Hah yeah right. Microsoft has already become "on the fence" about the format war (saying they could easily put a Blu-Ray player addon out for the 360) so I doubt they will do anything that will help HD-DVD.
And besides, Blu-Ray is, the undisputed winner of last year. Like anything HD-DVD does now will change the market dominance that Blu-Ray has held for the past year.
Don't beleive that bull $#@! about Ms and Blu RAY. Think of it from a profit perspective, Microsoft would be paying Sony for a Xbox 360 accesorie, something that is a direct compeitor.

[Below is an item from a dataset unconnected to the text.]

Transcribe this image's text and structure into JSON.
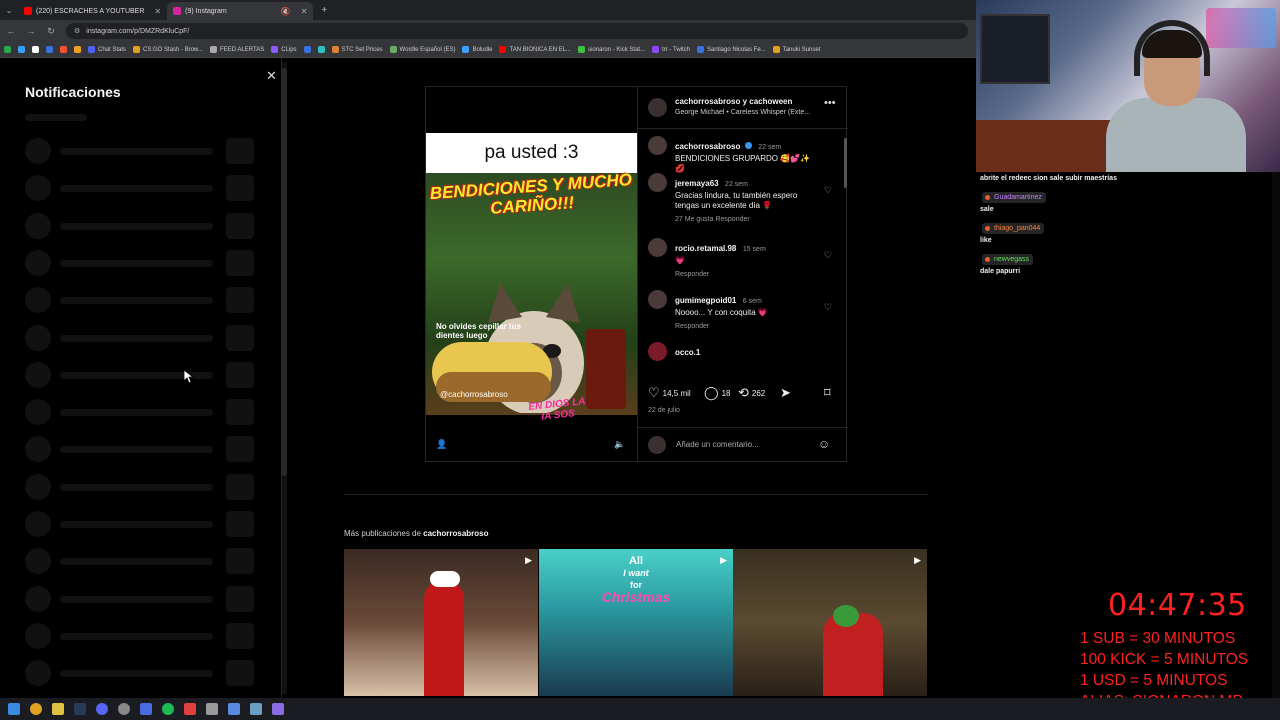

Sony makes PC's that run Windows, thats true, but Sony dosen't make OS systems so don't bother using this excuse, since someone always does in this debate.
But VC-1 isn't used for games, so its not directly used for the PS3. A Blu Ray drive would be directly used for the 360.
Sony isn't the majority patent holder in Blu-ray technology, and cannot make the sole decisions over Blu-ray. The BDA also has 18 companies at the board which make decisions, and I'd bet they (including Sony) wouldn't have a problem with MS using the tech. DVD was so prevalent, MS used it. Just as when Blu-ray becomes pervasive, they'll have no problem electing to use it for a 360 addon or their next console. MS had no problem allowing VC-1 to be licenced to the Blu-team. The BDA had no problem allowing AVC (Sony owns half) to be licensed to HDDVD.
It's straight up business, not the irrational passions of fanboyism that dictate how things progress.
But DVD was created by Toshiba with the DVD Forum, and Microsoft was on the commity before a winner was choosen, Sony had backed a different format at that time which lost to DVD. Then Sony and Toshiba, etc collaborated on the final DVD specs.